What if an insurance company came to some US middle class household and made the following offer: “Pay us 15% (or 20%) of your salary and we will provide you and your family with a guaranteed income level, childcare, healthcare, education, and a pension at retirement that will allow you to maintain your lifestyle.”  Would that be considered a good deal?  Remember that financial advisors are telling those in the US that they should be saving at least 10% of their income just for retirement expenses.

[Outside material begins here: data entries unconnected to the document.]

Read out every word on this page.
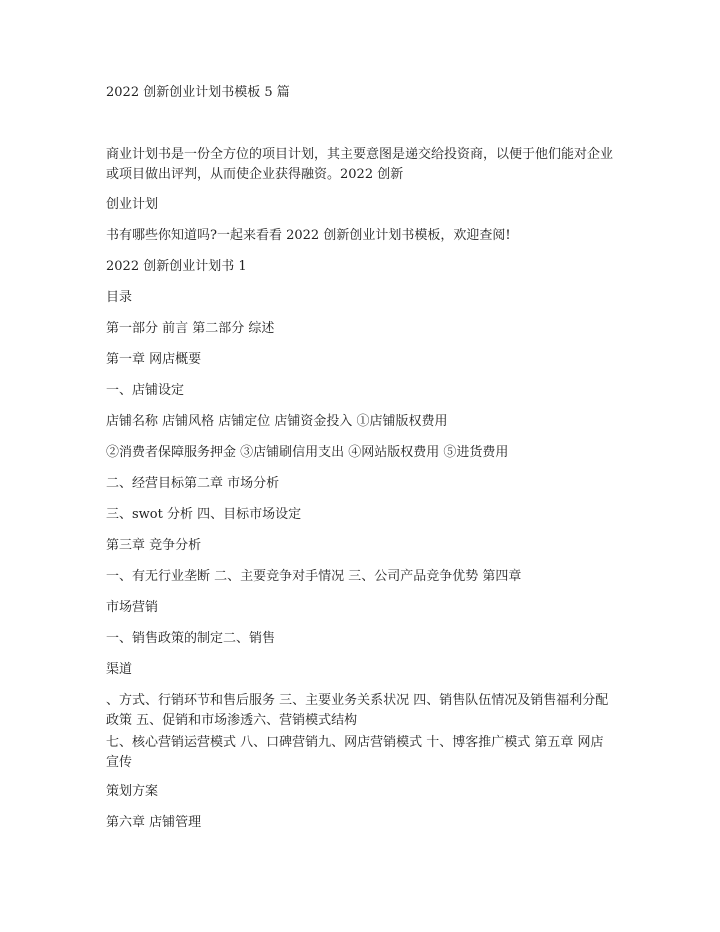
2022 创新创业计划书模板 5 篇
商业计划书是一份全方位的项目计划，其主要意图是递交给投资商，以便于他们能对企业
或项目做出评判，从而使企业获得融资。2022 创新
创业计划
书有哪些你知道吗?一起来看看 2022 创新创业计划书模板，欢迎查阅!
2022 创新创业计划书 1
目录
第一部分 前言 第二部分 综述
第一章 网店概要
一、店铺设定
店铺名称 店铺风格 店铺定位 店铺资金投入 ①店铺版权费用
②消费者保障服务押金 ③店铺刷信用支出 ④网站版权费用 ⑤进货费用
二、经营目标第二章 市场分析
三、swot 分析 四、目标市场设定
第三章 竞争分析
一、有无行业垄断 二、主要竞争对手情况 三、公司产品竞争优势 第四章
市场营销
一、销售政策的制定二、销售
渠道
、方式、行销环节和售后服务 三、主要业务关系状况 四、销售队伍情况及销售福利分配
政策 五、促销和市场渗透六、营销模式结构
七、核心营销运营模式 八、口碑营销九、网店营销模式 十、博客推广模式 第五章 网店
宣传
策划方案
第六章 店铺管理
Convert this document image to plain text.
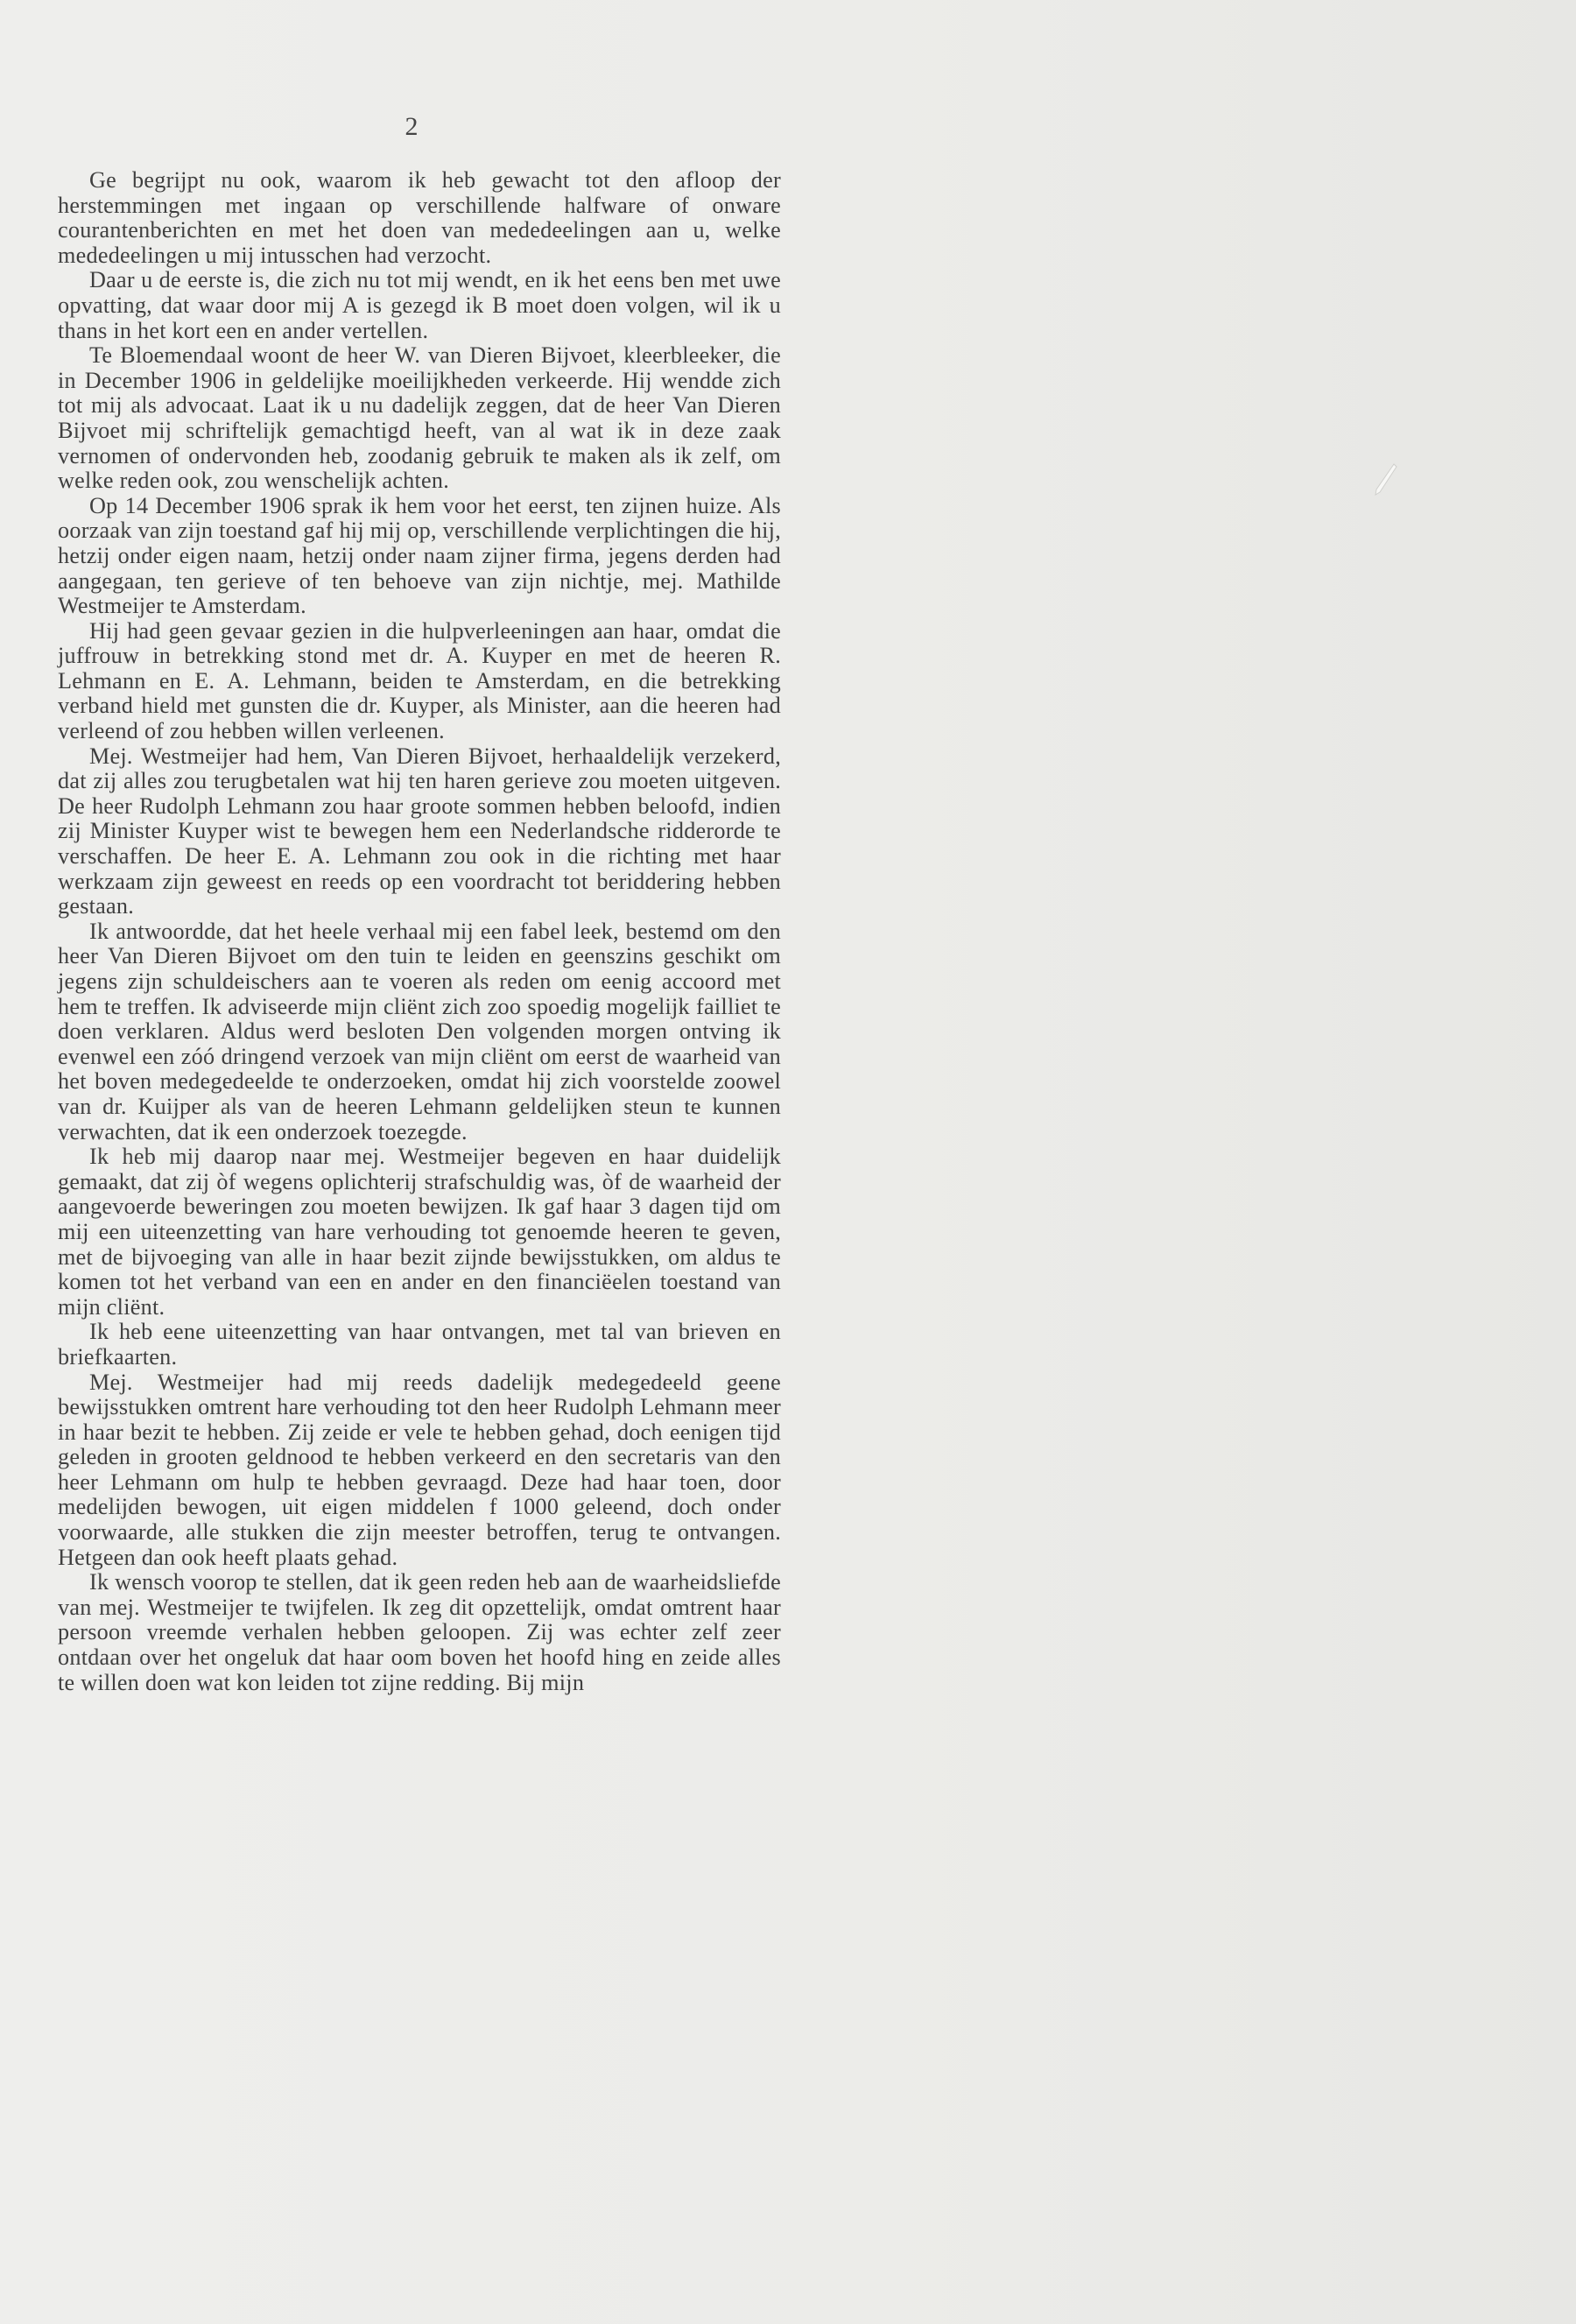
2

Ge begrijpt nu ook, waarom ik heb gewacht tot den afloop der herstemmingen met ingaan op verschillende halfware of onware courantenberichten en met het doen van mededeelingen aan u, welke mededeelingen u mij intusschen had verzocht.

Daar u de eerste is, die zich nu tot mij wendt, en ik het eens ben met uwe opvatting, dat waar door mij A is gezegd ik B moet doen volgen, wil ik u thans in het kort een en ander vertellen.

Te Bloemendaal woont de heer W. van Dieren Bijvoet, kleerbleeker, die in December 1906 in geldelijke moeilijkheden verkeerde. Hij wendde zich tot mij als advocaat. Laat ik u nu dadelijk zeggen, dat de heer Van Dieren Bijvoet mij schriftelijk gemachtigd heeft, van al wat ik in deze zaak vernomen of ondervonden heb, zoodanig gebruik te maken als ik zelf, om welke reden ook, zou wenschelijk achten.

Op 14 December 1906 sprak ik hem voor het eerst, ten zijnen huize. Als oorzaak van zijn toestand gaf hij mij op, verschillende verplichtingen die hij, hetzij onder eigen naam, hetzij onder naam zijner firma, jegens derden had aangegaan, ten gerieve of ten behoeve van zijn nichtje, mej. Mathilde Westmeijer te Amsterdam.

Hij had geen gevaar gezien in die hulpverleeningen aan haar, omdat die juffrouw in betrekking stond met dr. A. Kuyper en met de heeren R. Lehmann en E. A. Lehmann, beiden te Amsterdam, en die betrekking verband hield met gunsten die dr. Kuyper, als Minister, aan die heeren had verleend of zou hebben willen verleenen.

Mej. Westmeijer had hem, Van Dieren Bijvoet, herhaaldelijk verzekerd, dat zij alles zou terugbetalen wat hij ten haren gerieve zou moeten uitgeven. De heer Rudolph Lehmann zou haar groote sommen hebben beloofd, indien zij Minister Kuyper wist te bewegen hem een Nederlandsche ridderorde te verschaffen. De heer E. A. Lehmann zou ook in die richting met haar werkzaam zijn geweest en reeds op een voordracht tot beriddering hebben gestaan.

Ik antwoordde, dat het heele verhaal mij een fabel leek, bestemd om den heer Van Dieren Bijvoet om den tuin te leiden en geenszins geschikt om jegens zijn schuldeischers aan te voeren als reden om eenig accoord met hem te treffen. Ik adviseerde mijn cliënt zich zoo spoedig mogelijk failliet te doen verklaren. Aldus werd besloten Den volgenden morgen ontving ik evenwel een zóó dringend verzoek van mijn cliënt om eerst de waarheid van het boven medegedeelde te onderzoeken, omdat hij zich voorstelde zoowel van dr. Kuijper als van de heeren Lehmann geldelijken steun te kunnen verwachten, dat ik een onderzoek toezegde.

Ik heb mij daarop naar mej. Westmeijer begeven en haar duidelijk gemaakt, dat zij òf wegens oplichterij strafschuldig was, òf de waarheid der aangevoerde beweringen zou moeten bewijzen. Ik gaf haar 3 dagen tijd om mij een uiteenzetting van hare verhouding tot genoemde heeren te geven, met de bijvoeging van alle in haar bezit zijnde bewijsstukken, om aldus te komen tot het verband van een en ander en den financiëelen toestand van mijn cliënt.

Ik heb eene uiteenzetting van haar ontvangen, met tal van brieven en briefkaarten.

Mej. Westmeijer had mij reeds dadelijk medegedeeld geene bewijsstukken omtrent hare verhouding tot den heer Rudolph Lehmann meer in haar bezit te hebben. Zij zeide er vele te hebben gehad, doch eenigen tijd geleden in grooten geldnood te hebben verkeerd en den secretaris van den heer Lehmann om hulp te hebben gevraagd. Deze had haar toen, door medelijden bewogen, uit eigen middelen f 1000 geleend, doch onder voorwaarde, alle stukken die zijn meester betroffen, terug te ontvangen. Hetgeen dan ook heeft plaats gehad.

Ik wensch voorop te stellen, dat ik geen reden heb aan de waarheidsliefde van mej. Westmeijer te twijfelen. Ik zeg dit opzettelijk, omdat omtrent haar persoon vreemde verhalen hebben geloopen. Zij was echter zelf zeer ontdaan over het ongeluk dat haar oom boven het hoofd hing en zeide alles te willen doen wat kon leiden tot zijne redding. Bij mijn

One could argue that the proposal does not add up; the services promised would cost more than the revenue provided by the insurance premium.  The insurance representative would answer with the obvious reply that that is the way insurance is supposed to work.  If everyone pays their 15%, different classes of people will receive different levels of benefits.  Some will pay more and receive less, some will pay less and receive more, but all will pay the same rate and have the same access to benefits.  The lower class may have most need of income support, but they will have the same access to healthcare and education as everyone else.  The wealthy will have need for the services provided, but by paying about the same share they will have access to the services and support those who are less able to contribute.  The people who will demand most in terms of services from the system—relative to their ability to pay—are the middle class.  They will benefit the most.

This helps explain how Piketty’s indirect redistribution works via provision of services, and also provides an explanation for why the European middle class has fared better.  Casting taxation as a mechanism for providing social insurance that guarantees the services one might need as one goes through life seems more productive than thinking of it as a wasteful confiscation.  Of course, the government would have to actually provide the services.

We in the US are, at present, paying taxes at a healthy rate, but receiving services at an unhealthy rate.  Demanding lower taxes will not improve the service.  We should be demanding better services—the government works for us, doesn’t it?—and we should be willing to pay for them.

Greater prosperity through higher taxes—for everyone!  It actually makes sense!